Brussels, 03/12/2003 (Agence Europe) - Thanks to the new public procurement directives, "the possibility of passing contracts onto one's friends will be greatly reduced, which should have an impact especially in Italy", commented Italian Minister for European Affairs Rocco Buttiglione after the successful conclusion of the conciliation meeting between Parliament and Council on Tuesday evening in Brussels. Both institutions finally reached a compromise on the main issue outstanding - the possibility of attributing contracts according to environmental and social criteria.
These directives, both framework and sector specific (water, energy, transport and postal services), simplify and modernise the Community rules concerning the awarding of public contracts for works and services. The aim is to ensure respect of the principles of equal treatment, non-discrimination and transparency, when awarding such contracts throughout Member States. They fix the rules for information on calls for tenders, access to contracts, exclusion of tenderers found guilty of money laundering, criminal activities or action to the detriment of EU financial interests. The directives will apply to contracts worth over EUR 162,000 or EUR 249,000 according to the nature of the market, for supplies and services (other than defence and certain contracts signed by central authorities), and EUR 6.2 million for works contracts.
The directives are essentially based on the principle of the most advantageous economic offer. Under pressure from Parliament, the adjudicating authorities may, however, define, in the call for tenders, the environmental and social criteria when these are linked to the nature of the contract. The Concordia ruling of the Court of Justice on attribution of the bus contract in Helsinki transposes the necessary link between these criteria and the nature of the contact. The working methods of a company may be taken into account in this context. In other words, Rocco Buttiglione explained, a public authority will be able to ask in the call for tenders that the company employ a certain percentage of disabled persons. Maria Berger (PES, Austria), EP co-rapporteur, said it was "important to find a balance between competition, the principles of non-discrimination for market access and the possibility for municipalities to apply ecological and social criteria". Within the Council, France, Belgium, the Netherlands, Luxembourg and Greece were also in favour of including environmental criteria whereas the British and Irish were, among others, opposed to this.
The EP and Council also reached an agreement to exclude contracts relating to intellectual services from electronic contract awarding procedures. As we pointed out before (EUROPE of 2 December, p.16), both legislators agreed about the contract for school books, in order to allow Germany and Austria to keep their fixed book price policy. They also agreed not to introduce specific rules for "qualification systems", that is, the possibility to draw up in advance lists of companies fit to answer calls for tenders.

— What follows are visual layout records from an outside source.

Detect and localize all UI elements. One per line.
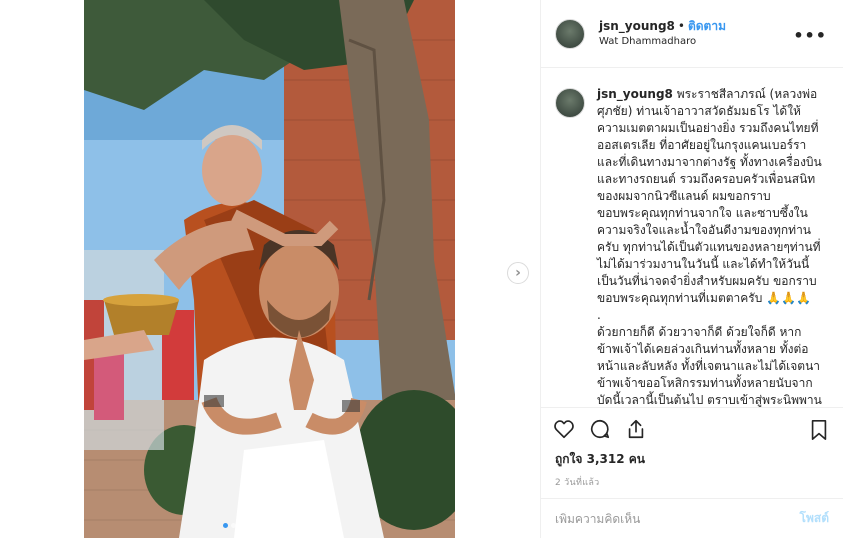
avatar[interactable] — [555, 18, 585, 49]
caption-username[interactable]: jsn_young8 — [597, 87, 673, 101]
separator-dot: • — [677, 18, 685, 33]
post-photo[interactable] — [84, 0, 455, 538]
bookmark-icon[interactable] — [809, 419, 829, 441]
carousel-dot — [247, 523, 252, 528]
more-icon[interactable]: ••• — [793, 26, 827, 45]
carousel-dot — [287, 523, 292, 528]
post-timestamp: 2 วันที่แล้ว — [555, 478, 600, 488]
follow-button[interactable]: ติดตาม — [688, 19, 726, 34]
comment-icon[interactable] — [589, 418, 611, 440]
chevron-right-icon: › — [515, 265, 521, 281]
caption-avatar[interactable] — [555, 88, 585, 118]
carousel-dot — [279, 523, 284, 528]
post-sidebar: jsn_young8 • ติดตาม Wat Dhammadharo ••• … — [540, 0, 843, 538]
photo-illustration — [84, 0, 455, 538]
carousel-dot — [239, 523, 244, 528]
carousel-dot — [303, 523, 308, 528]
caption-area[interactable]: jsn_young8 พระราชสีลาภรณ์ (หลวงพ่อศุภชัย… — [541, 68, 843, 408]
carousel-dot — [295, 523, 300, 528]
action-bar — [541, 408, 843, 450]
comment-input[interactable] — [555, 511, 800, 526]
media-pane: › — [0, 0, 540, 538]
carousel-dot — [255, 523, 260, 528]
post-header: jsn_young8 • ติดตาม Wat Dhammadharo ••• — [541, 0, 843, 68]
carousel-dot — [223, 523, 228, 528]
carousel-next-button[interactable]: › — [507, 262, 529, 284]
heart-icon[interactable] — [553, 418, 575, 440]
location-link[interactable]: Wat Dhammadharo — [599, 36, 726, 49]
caption-text: jsn_young8 พระราชสีลาภรณ์ (หลวงพ่อศุภชัย… — [597, 86, 829, 407]
post-comment-button[interactable]: โพสต์ — [800, 509, 829, 528]
carousel-dot — [263, 523, 268, 528]
header-top: jsn_young8 • ติดตาม — [599, 19, 726, 34]
likes-count[interactable]: ถูกใจ 3,312 คน — [541, 450, 843, 469]
username-link[interactable]: jsn_young8 — [599, 19, 675, 34]
header-text: jsn_young8 • ติดตาม Wat Dhammadharo — [599, 19, 726, 49]
caption-body: พระราชสีลาภรณ์ (หลวงพ่อศุภชัย) ท่านเจ้าอ… — [597, 87, 822, 407]
carousel-indicator — [84, 523, 455, 528]
share-icon[interactable] — [625, 418, 647, 440]
carousel-dot — [311, 523, 316, 528]
comment-box: โพสต์ — [541, 498, 843, 538]
carousel-dot — [271, 523, 276, 528]
carousel-dot — [231, 523, 236, 528]
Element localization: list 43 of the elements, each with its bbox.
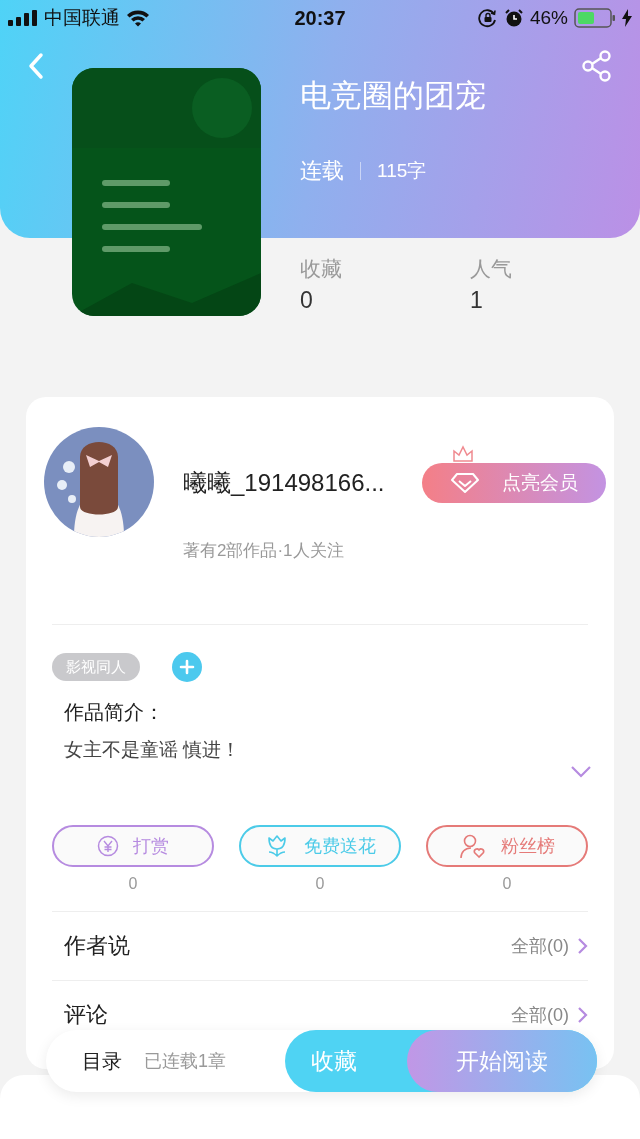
author-name: 曦曦_191498166... <box>183 468 386 498</box>
view-all-link[interactable]: 全部(0) <box>511 934 588 958</box>
action-count: 0 <box>502 875 512 893</box>
diamond-icon <box>450 472 480 494</box>
synopsis-text: 女主不是童谣 慎进！ <box>64 738 241 762</box>
yen-icon <box>97 835 119 857</box>
charging-icon <box>622 9 632 27</box>
wifi-icon <box>126 9 150 27</box>
person-heart-icon <box>459 833 487 859</box>
collect-button[interactable]: 收藏 <box>285 1030 407 1092</box>
action-count: 0 <box>128 875 138 893</box>
add-tag-icon[interactable] <box>172 652 202 682</box>
word-count: 115字 <box>377 159 427 183</box>
flower-button[interactable]: 免费送花 <box>239 825 401 867</box>
alarm-icon <box>503 8 524 28</box>
table-of-contents-button[interactable]: 目录 <box>82 1047 122 1075</box>
stat-label: 人气 <box>470 256 512 282</box>
clock-time: 20:37 <box>294 6 346 30</box>
chevron-down-icon[interactable] <box>570 765 592 779</box>
battery-icon <box>574 8 616 28</box>
chevron-right-icon <box>577 937 588 955</box>
section-title: 作者说 <box>64 932 130 960</box>
reward-button[interactable]: 打赏 <box>52 825 214 867</box>
carrier-name: 中国联通 <box>44 6 120 30</box>
share-icon[interactable] <box>582 50 612 82</box>
crown-icon <box>452 445 474 463</box>
synopsis-label: 作品简介： <box>64 700 164 725</box>
battery-percent: 46% <box>529 7 568 29</box>
serial-status: 连载 <box>300 157 344 185</box>
section-title: 评论 <box>64 1001 108 1029</box>
view-all-link[interactable]: 全部(0) <box>511 1003 588 1027</box>
chevron-right-icon <box>577 1006 588 1024</box>
start-reading-button[interactable]: 开始阅读 <box>407 1030 597 1092</box>
stat-value: 1 <box>470 286 483 315</box>
stat-value: 0 <box>300 286 313 315</box>
rotation-lock-icon <box>477 8 498 28</box>
book-title: 电竞圈的团宠 <box>300 77 486 115</box>
stat-label: 收藏 <box>300 256 342 282</box>
signal-icon <box>8 10 38 26</box>
author-stats: 著有2部作品·1人关注 <box>183 540 344 562</box>
back-icon[interactable] <box>26 52 46 80</box>
fans-button[interactable]: 粉丝榜 <box>426 825 588 867</box>
action-count: 0 <box>315 875 325 893</box>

Negotiations on these texts proposed in May 2000 by the Commission "were very difficult", noted the Chairperson of the EP Delegation in conciliation procedure, Charlotte Cederschiöld (EPP-ED, Sweden). She felt that the result is a "text of quality, easy to understand and to implement". These texts are essential for a contract that represents a volume of EUR 1,400 billion in the EU, and still more after enlargement, the Parliament rapporteur Stefano Zappalà (Forza Italia) stressed. The Commission's Director General for the Internal Market, Alexander Schaub, welcomed this agreement which gathers in two directives "a mountain of scattered provisions" to make up a "coherent whole, easily available and applicable".